Frequently asked questions

Is there any way to access MyFitnessPal data through an API?

No. MyFitnessPal shut down its public API program in 2017 and has not announced any official replacement. Unofficial scraping or workarounds violate MyFitnessPal's Terms of Service. Use Nutritionix, USDA FoodData Central, or Edamam as legitimate alternatives with comparable food databases.

Which nutrition API is the best free option for a Bolt.new app?

For natural language food search similar to MyFitnessPal, Nutritionix is the best free option (500 calls/day, 1 million food items). For unlimited free access with government-sourced data, USDA FoodData Central is unmatched. For recipe analysis, Edamam's free tier allows 5,000 calls per month. Many production apps use all three as complementary sources.

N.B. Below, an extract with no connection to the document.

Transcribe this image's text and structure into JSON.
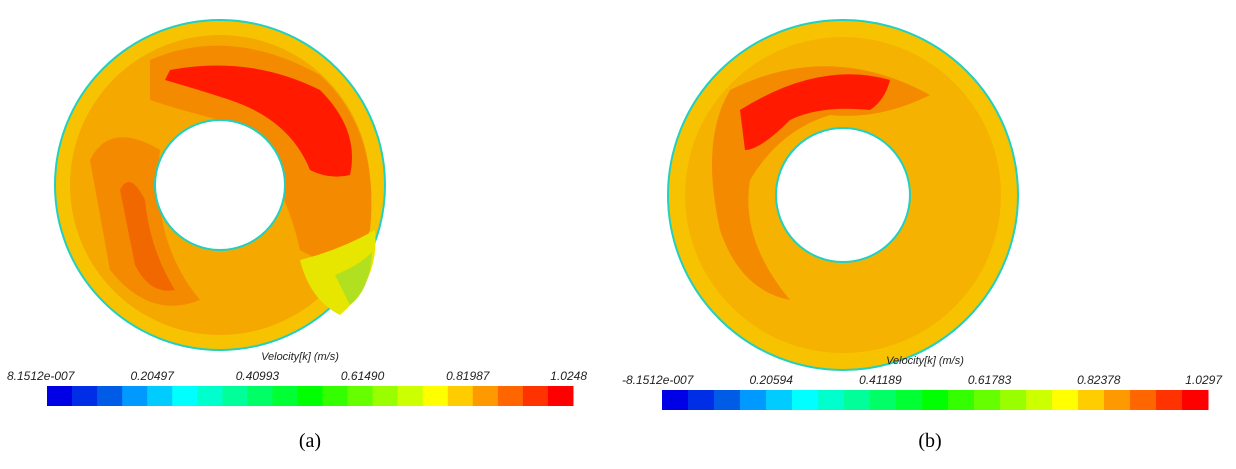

Can I build a MyFitnessPal clone with Bolt.new?

Yes, the core features of a calorie and macro tracker can be built in Bolt using Nutritionix for food search, Supabase or Bolt Database for food log storage, and Recharts for progress visualization. You can replicate the diary view, macro tracking, and nutrition goals without any MyFitnessPal access.

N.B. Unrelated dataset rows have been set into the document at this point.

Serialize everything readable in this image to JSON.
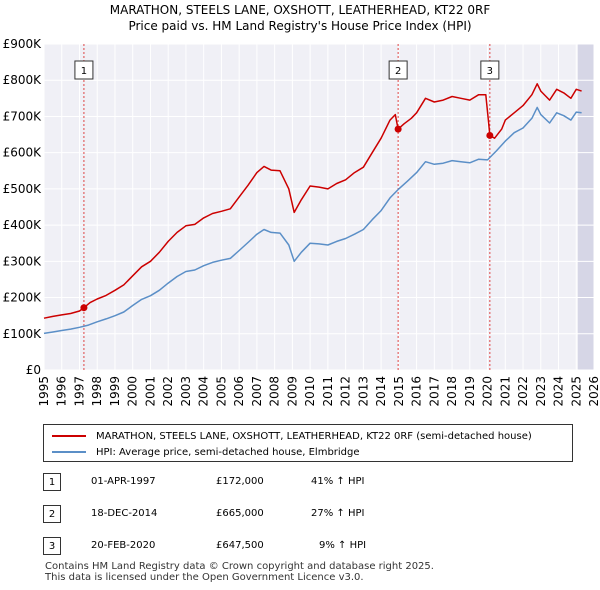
{
  "chart_data": {
    "type": "line",
    "title": "MARATHON, STEELS LANE, OXSHOTT, LEATHERHEAD, KT22 0RF",
    "subtitle": "Price paid vs. HM Land Registry's House Price Index (HPI)",
    "xlabel": "",
    "ylabel": "",
    "xlim": [
      1995,
      2026
    ],
    "ylim": [
      0,
      900000
    ],
    "y_ticks": [
      0,
      100000,
      200000,
      300000,
      400000,
      500000,
      600000,
      700000,
      800000,
      900000
    ],
    "y_tick_labels": [
      "£0",
      "£100K",
      "£200K",
      "£300K",
      "£400K",
      "£500K",
      "£600K",
      "£700K",
      "£800K",
      "£900K"
    ],
    "x_ticks": [
      1995,
      1996,
      1997,
      1998,
      1999,
      2000,
      2001,
      2002,
      2003,
      2004,
      2005,
      2006,
      2007,
      2008,
      2009,
      2010,
      2011,
      2012,
      2013,
      2014,
      2015,
      2016,
      2017,
      2018,
      2019,
      2020,
      2021,
      2022,
      2023,
      2024,
      2025,
      2026
    ],
    "x_tick_labels": [
      "1995",
      "1996",
      "1997",
      "1998",
      "1999",
      "2000",
      "2001",
      "2002",
      "2003",
      "2004",
      "2005",
      "2006",
      "2007",
      "2008",
      "2009",
      "2010",
      "2011",
      "2012",
      "2013",
      "2014",
      "2015",
      "2016",
      "2017",
      "2018",
      "2019",
      "2020",
      "2021",
      "2022",
      "2023",
      "2024",
      "2025",
      "2026"
    ],
    "grid": true,
    "future_shade_from": 2025.1,
    "series": [
      {
        "name": "MARATHON, STEELS LANE, OXSHOTT, LEATHERHEAD, KT22 0RF (semi-detached house)",
        "color": "#cc0000",
        "x": [
          1995.0,
          1995.5,
          1996.0,
          1996.5,
          1997.0,
          1997.25,
          1997.6,
          1998.0,
          1998.5,
          1999.0,
          1999.5,
          2000.0,
          2000.5,
          2001.0,
          2001.5,
          2002.0,
          2002.5,
          2003.0,
          2003.5,
          2004.0,
          2004.5,
          2005.0,
          2005.5,
          2006.0,
          2006.5,
          2007.0,
          2007.4,
          2007.8,
          2008.3,
          2008.8,
          2009.1,
          2009.5,
          2010.0,
          2010.5,
          2011.0,
          2011.5,
          2012.0,
          2012.5,
          2013.0,
          2013.5,
          2014.0,
          2014.5,
          2014.8,
          2014.96,
          2015.3,
          2015.7,
          2016.0,
          2016.5,
          2017.0,
          2017.5,
          2018.0,
          2018.5,
          2019.0,
          2019.5,
          2019.9,
          2020.13,
          2020.4,
          2020.8,
          2021.0,
          2021.5,
          2022.0,
          2022.5,
          2022.8,
          2023.0,
          2023.5,
          2023.9,
          2024.3,
          2024.7,
          2025.0,
          2025.3
        ],
        "values": [
          143000,
          148000,
          152000,
          156000,
          163000,
          172000,
          186000,
          196000,
          206000,
          220000,
          235000,
          260000,
          285000,
          300000,
          325000,
          355000,
          380000,
          398000,
          402000,
          420000,
          432000,
          438000,
          445000,
          478000,
          510000,
          545000,
          562000,
          552000,
          550000,
          500000,
          435000,
          470000,
          508000,
          505000,
          500000,
          515000,
          525000,
          545000,
          560000,
          600000,
          640000,
          690000,
          705000,
          665000,
          680000,
          695000,
          710000,
          750000,
          740000,
          745000,
          755000,
          750000,
          745000,
          760000,
          760000,
          647500,
          640000,
          665000,
          690000,
          710000,
          730000,
          760000,
          790000,
          770000,
          745000,
          775000,
          765000,
          750000,
          775000,
          770000
        ]
      },
      {
        "name": "HPI: Average price, semi-detached house, Elmbridge",
        "color": "#5b8fc7",
        "x": [
          1995.0,
          1995.5,
          1996.0,
          1996.5,
          1997.0,
          1997.5,
          1998.0,
          1998.5,
          1999.0,
          1999.5,
          2000.0,
          2000.5,
          2001.0,
          2001.5,
          2002.0,
          2002.5,
          2003.0,
          2003.5,
          2004.0,
          2004.5,
          2005.0,
          2005.5,
          2006.0,
          2006.5,
          2007.0,
          2007.4,
          2007.8,
          2008.3,
          2008.8,
          2009.1,
          2009.5,
          2010.0,
          2010.5,
          2011.0,
          2011.5,
          2012.0,
          2012.5,
          2013.0,
          2013.5,
          2014.0,
          2014.5,
          2015.0,
          2015.5,
          2016.0,
          2016.5,
          2017.0,
          2017.5,
          2018.0,
          2018.5,
          2019.0,
          2019.5,
          2020.0,
          2020.5,
          2021.0,
          2021.5,
          2022.0,
          2022.5,
          2022.8,
          2023.0,
          2023.5,
          2023.9,
          2024.3,
          2024.7,
          2025.0,
          2025.3
        ],
        "values": [
          101000,
          105000,
          109000,
          113000,
          118000,
          124000,
          133000,
          141000,
          150000,
          160000,
          178000,
          195000,
          205000,
          220000,
          240000,
          258000,
          272000,
          276000,
          288000,
          297000,
          303000,
          308000,
          330000,
          352000,
          375000,
          388000,
          380000,
          378000,
          345000,
          300000,
          325000,
          350000,
          348000,
          345000,
          355000,
          363000,
          375000,
          388000,
          415000,
          440000,
          475000,
          500000,
          522000,
          545000,
          575000,
          568000,
          571000,
          578000,
          575000,
          572000,
          582000,
          580000,
          605000,
          632000,
          655000,
          668000,
          695000,
          725000,
          705000,
          682000,
          710000,
          702000,
          690000,
          712000,
          710000
        ]
      }
    ],
    "sales": [
      {
        "label": "1",
        "x": 1997.25,
        "price": 172000
      },
      {
        "label": "2",
        "x": 2014.96,
        "price": 665000
      },
      {
        "label": "3",
        "x": 2020.13,
        "price": 647500
      }
    ]
  },
  "legend": {
    "entries": [
      {
        "label": "MARATHON, STEELS LANE, OXSHOTT, LEATHERHEAD, KT22 0RF (semi-detached house)",
        "color": "#cc0000"
      },
      {
        "label": "HPI: Average price, semi-detached house, Elmbridge",
        "color": "#5b8fc7"
      }
    ]
  },
  "transactions": [
    {
      "num": "1",
      "date": "01-APR-1997",
      "price": "£172,000",
      "hpi": "41% ↑ HPI"
    },
    {
      "num": "2",
      "date": "18-DEC-2014",
      "price": "£665,000",
      "hpi": "27% ↑ HPI"
    },
    {
      "num": "3",
      "date": "20-FEB-2020",
      "price": "£647,500",
      "hpi": "9% ↑ HPI"
    }
  ],
  "footer": {
    "line1": "Contains HM Land Registry data © Crown copyright and database right 2025.",
    "line2": "This data is licensed under the Open Government Licence v3.0."
  }
}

Do nutrition API calls work in Bolt's WebContainer preview?

Outbound HTTPS calls to Nutritionix, USDA, and Edamam work fine in Bolt's WebContainer — these are standard HTTP requests, not TCP connections. However, you must proxy them through a Next.js API route rather than calling from client-side components, because these APIs restrict browser origins with CORS.

How do I deploy a Bolt.new nutrition tracker to Netlify?

Connect Netlify in Bolt's Settings → Applications and click Publish. After deploying, add your API credentials as environment variables in Netlify's Site Configuration → Environment Variables: NUTRITIONIX_APP_ID, NUTRITIONIX_APP_KEY, USDA_API_KEY, and any Edamam keys. Redeploy to apply the variables. No webhook registration is needed for nutrition APIs.